Dans la rue Ferrus, où disparut la firme Deberny&Peignot

Ferrus
Rue Ferrus, juillet 2007

La firme qui avait ici son siège a disparu, après une longue histoire, marquée par des débuts acrobatiques, autour de 1828. Sa naissance accompagne pratiquement la fin de l’aventure industrielle de Balzac. Elle doit en effet son nom à un Alexandre de Berny, fils de Mme de Berny, amie, amante et soutien indéfectible d’Honoré. Malgré son dévouement, elle ne put empêcher le naufrage et la faillite judiciaire du romancier qui avait échoué, dans les affres de la création et du commerce réunis. 

Après avoir pris les clés de la fonderie de caractères que sa mère lui avait confiées, Alexandre Deberny avait abandonné la particule, par crainte des troubles de l’époque.

Balzac imprimeur
Dans le livre de Jérôme Peignot, Typoésie

Après d’autres aventures, cette maison a duré, elle, en changeant notamment sa raison sociale. Ses créations ont marqué plusieurs époques de la typographie. La dernière, le fameux « Univers » est un apogée. Est-ce cette police qui précipité sa fin, en 1972 ? Elle a été sans doute la plus moderne, de celles qui se fondaient et elle fut vite adaptée à la photocomposition qui préfigura ce qu’est aujourd’hui la création des polices de caractère, hors de toute manipulation de métaux. Plus de métaux, mais toute une machinerie.

Affichette
Dans le livre de Jérôme Peignot, Typoésie
Peignot
Ode à la typographie

« Le premier à publier une photographie de Dora avait justement été Charles Peignot. […] La famille possédait une fonte de caractère d’imprimerie célèbre, inaugurée par Balzac : l’Industrie Deberny-Peignot. Sur cette base, l’héritier avait créé une revue qui, en 1932, publia la photo de Dora. »

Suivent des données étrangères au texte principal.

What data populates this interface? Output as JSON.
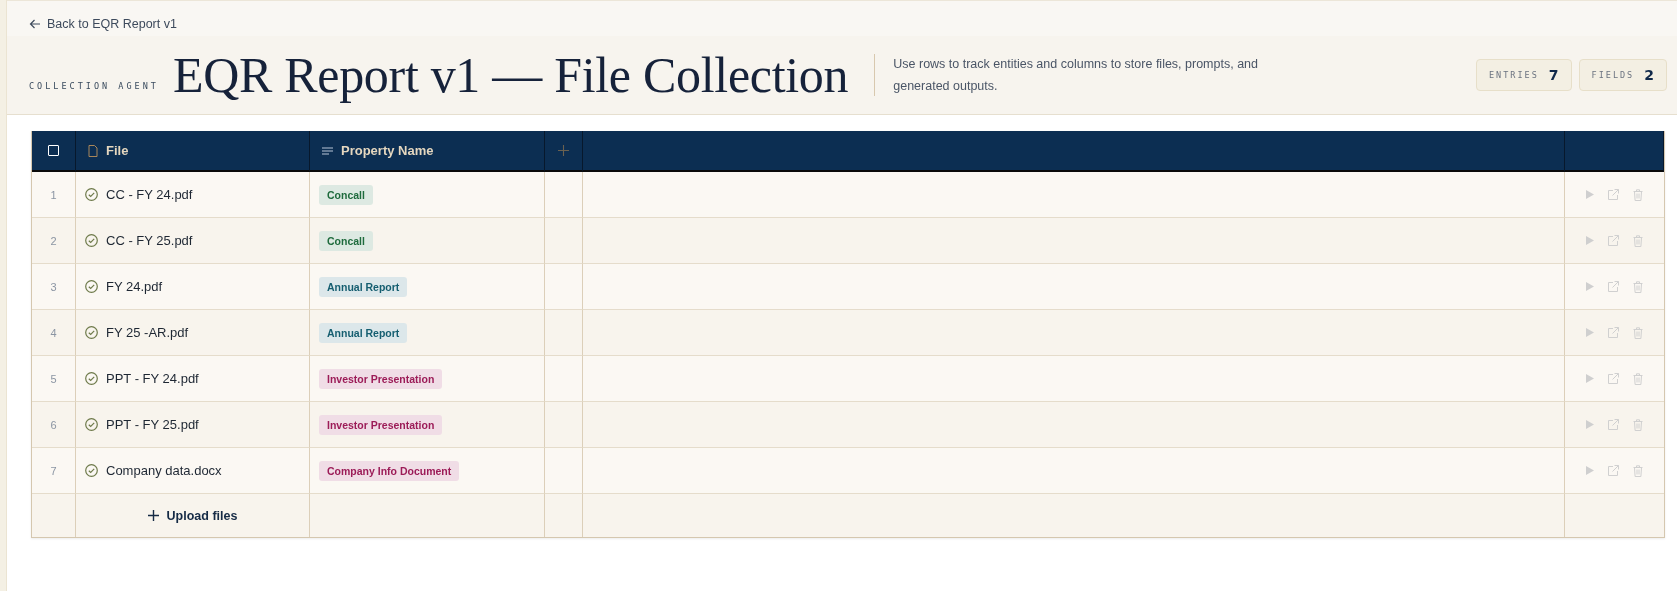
{
  "back_link": {
    "label": "Back to EQR Report v1"
  },
  "header": {
    "eyebrow": "COLLECTION AGENT",
    "title": "EQR Report v1 — File Collection",
    "description": "Use rows to track entities and columns to store files, prompts, and generated outputs.",
    "stats": [
      {
        "label": "ENTRIES",
        "value": "7"
      },
      {
        "label": "FIELDS",
        "value": "2"
      }
    ]
  },
  "table": {
    "select_all": {
      "checked": false
    },
    "columns": [
      {
        "kind": "file",
        "label": "File"
      },
      {
        "kind": "text",
        "label": "Property Name"
      }
    ],
    "rows": [
      {
        "number": "1",
        "file": "CC - FY 24.pdf",
        "property": {
          "label": "Concall",
          "color": "#1f6b3d"
        }
      },
      {
        "number": "2",
        "file": "CC - FY 25.pdf",
        "property": {
          "label": "Concall",
          "color": "#1f6b3d"
        }
      },
      {
        "number": "3",
        "file": "FY 24.pdf",
        "property": {
          "label": "Annual Report",
          "color": "#155e70"
        }
      },
      {
        "number": "4",
        "file": "FY 25 -AR.pdf",
        "property": {
          "label": "Annual Report",
          "color": "#155e70"
        }
      },
      {
        "number": "5",
        "file": "PPT - FY 24.pdf",
        "property": {
          "label": "Investor Presentation",
          "color": "#9c1c58"
        }
      },
      {
        "number": "6",
        "file": "PPT - FY 25.pdf",
        "property": {
          "label": "Investor Presentation",
          "color": "#9c1c58"
        }
      },
      {
        "number": "7",
        "file": "Company data.docx",
        "property": {
          "label": "Company Info Document",
          "color": "#9c1c58"
        }
      }
    ],
    "upload": {
      "label": "Upload files"
    }
  }
}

Alicia Dujovine Ortiz – Dora Maar Prisonnière du regard– Le Livre de Poche, 2005 Page 101 

Jérôme Peignot, fils de Charles, est un amoureux de la typographie. Il voit dans la forme des caractères et dans leur agencement sur le papier une poésie. C’est une ambition qui l’a mené à publier un livre étonnant et magnifique, Typoésie

Il est également l’auteur d’une biographie de Pierre Leroux, qu’il salue comme l’inventeur du mot « socialisme ».

Quatrième
Ode aux typographes

Au début des années 1990, Jérôme Peignot, l’héritier de la maison, Deberny&Peignot, défendait avec un bel enthousiasme la belle typographie. Il n’avait cependant pas vu toutes les ressources des courbes de Bézier. Cette trouvaille mathématique a été mise à profit par les développeurs de logiciels pour calculer les formes des lettres qui apparaissent sur les écrans et sortent des imprimantes.

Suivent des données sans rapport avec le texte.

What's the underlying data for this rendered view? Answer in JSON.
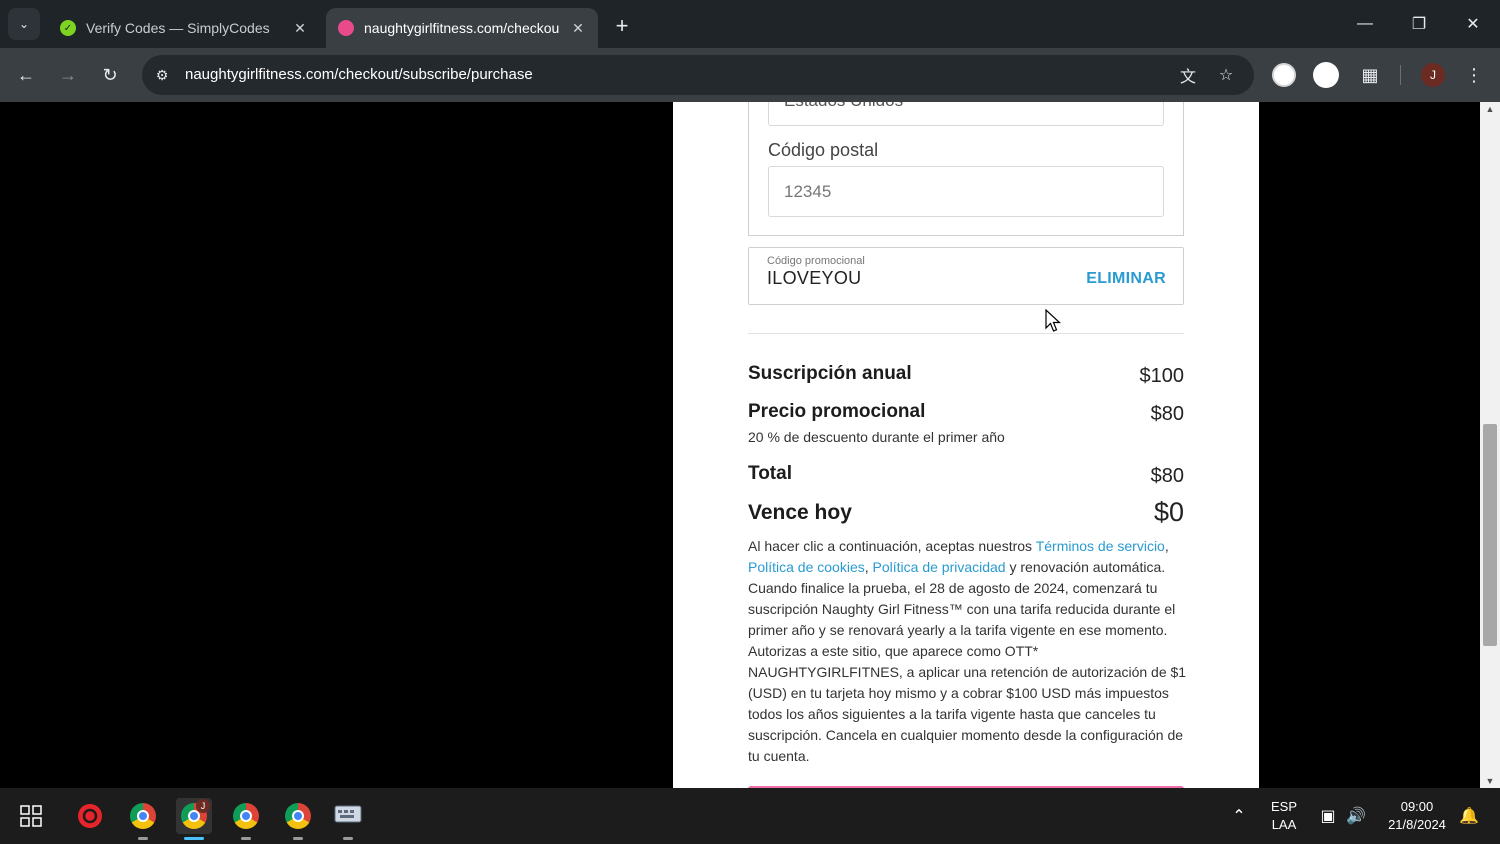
{
  "browser": {
    "tabs": [
      {
        "title": "Verify Codes — SimplyCodes",
        "favicon": "simplycodes-icon",
        "favicon_color": "#7ed321",
        "active": false
      },
      {
        "title": "naughtygirlfitness.com/checkou",
        "favicon": "lips-icon",
        "favicon_color": "#e84a8a",
        "active": true
      }
    ],
    "url": "naughtygirlfitness.com/checkout/subscribe/purchase",
    "profile_initial": "J"
  },
  "form": {
    "country_value": "Estados Unidos",
    "zip_label": "Código postal",
    "zip_placeholder": "12345",
    "promo_label": "Código promocional",
    "promo_code": "ILOVEYOU",
    "promo_remove": "ELIMINAR"
  },
  "summary": {
    "annual_label": "Suscripción anual",
    "annual_price": "$100",
    "promo_price_label": "Precio promocional",
    "promo_price": "$80",
    "promo_note": "20 % de descuento durante el primer año",
    "total_label": "Total",
    "total_price": "$80",
    "due_label": "Vence hoy",
    "due_price": "$0"
  },
  "legal": {
    "intro": "Al hacer clic a continuación, aceptas nuestros ",
    "terms": "Términos de servicio",
    "comma1": ", ",
    "cookies": "Política de cookies",
    "comma2": ", ",
    "privacy": "Política de privacidad",
    "rest": " y renovación automática. Cuando finalice la prueba, el 28 de agosto de 2024, comenzará tu suscripción Naughty Girl Fitness™ con una tarifa reducida durante el primer año y se renovará yearly a la tarifa vigente en ese momento. Autorizas a este sitio, que aparece como OTT* NAUGHTYGIRLFITNES, a aplicar una retención de autorización de $1 (USD) en tu tarjeta hoy mismo y a cobrar $100 USD más impuestos todos los años siguientes a la tarifa vigente hasta que canceles tu suscripción. Cancela en cualquier momento desde la configuración de tu cuenta."
  },
  "colors": {
    "link": "#2a9bd1",
    "primary_button": "#f06fa8"
  },
  "taskbar": {
    "lang_top": "ESP",
    "lang_bottom": "LAA",
    "time": "09:00",
    "date": "21/8/2024",
    "chrome_badge": "J"
  }
}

Un jour, en 1993, au cours d’une discussion sur ces sujets, il avançait l’argument selon lequel les ordinateurs ne pouvaient faire une italique à partir d’un caractère romain qu’en appliquant un coefficient donné pour « pencher » la lettre, ce qui donnait un résultat esthétiquement laid. Au contraite, en typographie, c’est une lettre nouvelle qui est dessinée. La démonstration lui fut faite que son point de vue était erroné. Ce fut par l’exemple typique du « r », décliné en romain et en italique. Mais, alors, il affirma que, si on augmentait suffisamment le corps, on verrait ce « r » subir les pires déformations et devenir inutilisable. Quand sortit de l’imprimante un

majustueux, en corps 70 ou 80, un abîme d’incompréhension désespérée put se lire sur son visage. Il n’avait pas de compte-fil sur lui, mais il voyait bien qu’il serait difficile d’opposer à ce résultat les critiques qu’il avait forgées à l’époque des balbutiements de l’informatique appliquée à la typographie. Activité qui avait précipité la chute de la maison Deberny & Peignot.